Wechsel der Rechtsform Deutsche Firmen flüchten vor Mitbestimmung

Missbrauch der Niederlassungsfreiheit oder wachsende Internationalisierung?
Berlin DGB-Chef Reiner Hoffmann übt sich in Diplomatie. Der oberste Gewerkschafter prangert das „nächste Versagen unserer Wirtschaftselite“ an. Seiner Attacke auf den Präsidenten des Deutschen Industrie- und Handelskammertags (DIHK) schickt Hoffmann aber Versöhnliches voraus. Eric Schweitzer werde von ihm „persönlich durchaus geschätzt“, sagte Hoffmann auf einer Tagung vor 200 Gewerkschaftern. Was Schweitzer aber mit seinem Unternehmen gemacht habe, verurteilt Hoffmann kurz und bündig als „Flucht aus der Mitbestimmung“.

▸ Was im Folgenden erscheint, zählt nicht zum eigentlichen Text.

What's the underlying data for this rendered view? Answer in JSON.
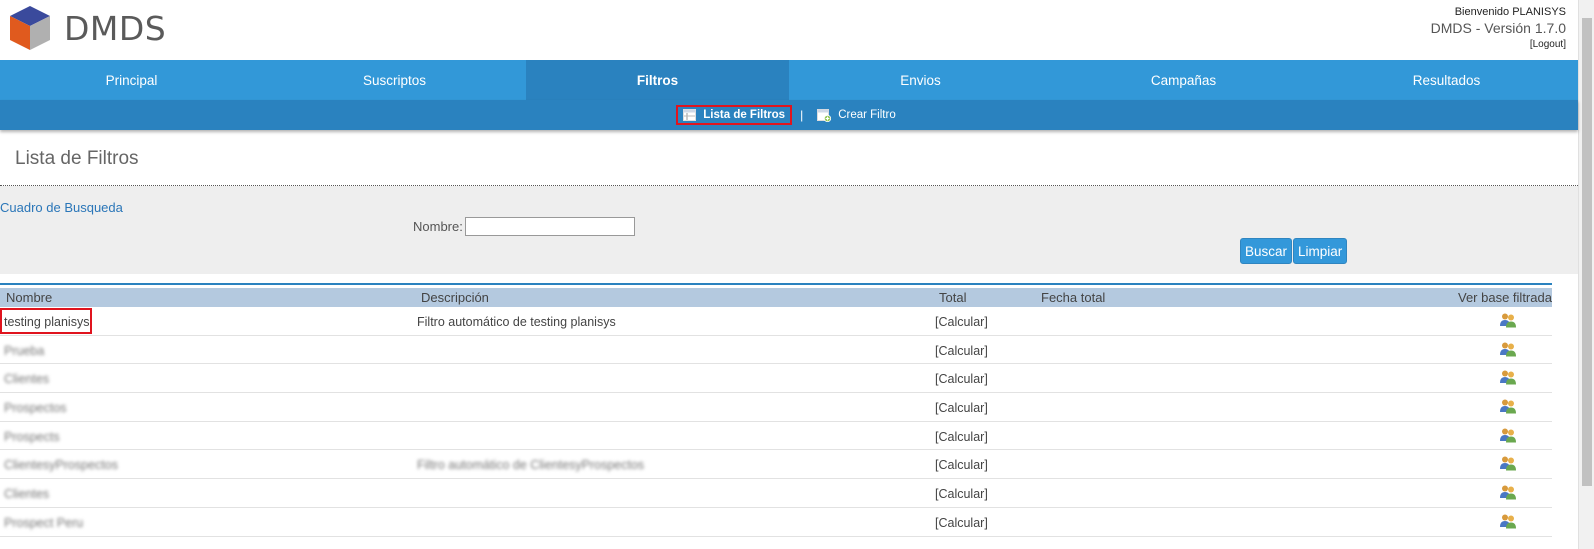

Schweitzer ist Mitgesellschafter der Berliner Entsorgungsfirma Alba Group. Deren Dachgesellschaft firmiert als Alba Group plc & Co. KG. Persönlich haftender Komplementär ist eine britische Rechtsform. Folge: Das Unternehmen hat zwar 8000 Mitarbeiter, unterliegt aber nicht der deutschen Mitbestimmung. Nach dem Gesetz müssen Aufsichtsräte bei Unternehmen mit mehr als 500 Beschäftigten zu einem Drittel Arbeitnehmervertreter sein, ab 2000 Beschäftigten sogar zur Hälfte.
Kein Einzelfall
Alba verteidigt die Umwandlung im Jahr 2011 mit der wachsenden Internationalisierung der Entsorgungs- und Recyclinggruppe, weist aber den Vorwurf, aus der Mitbestimmung zu fliehen, zurück. „In der Alba Group gibt es auf allen Ebenen eine betriebliche Mitbestimmung nach dem Betriebsverfassungsgesetz, einen mitbestimmten Aufsichtsrat hatten und haben wir nicht“, heißt es auf Anfrage.
Alba ist kein Einzelfall. Vor allem das alarmiert den Gewerkschaftsbund. Nach einer unveröffentlichten Studie der Böckler-Stiftung gibt es inzwischen 94 Unternehmen in Deutschland, die „Mitbestimmung im Aufsichtsrat durch Nutzung ausländischer Rechtsformen umgehen“. Seit 2011 habe die Umfirmierung rasant zugenommen, heißt es in der Studie, die dem Handelsblatt vorliegt.
Ein bekanntes Beispiel ist etwa die Fluggesellschaft Air Berlin, die ebenfalls als britische plc firmiert. Vor dem Jahr 2000 gab es laut Studie der Böckler-Stiftung lediglich 20 größere Firmen in Deutschland mit ausländischer Rechtsform, die normalerweise der Mitbestimmung unterliegen würden. Seitdem hat die Umfirmierung in eine Auslandsgesellschaft an Fahrt gewonnen. Auslöser war ein Urteil des Europäischen Gerichtshofs zur Niederlassungsfreiheit.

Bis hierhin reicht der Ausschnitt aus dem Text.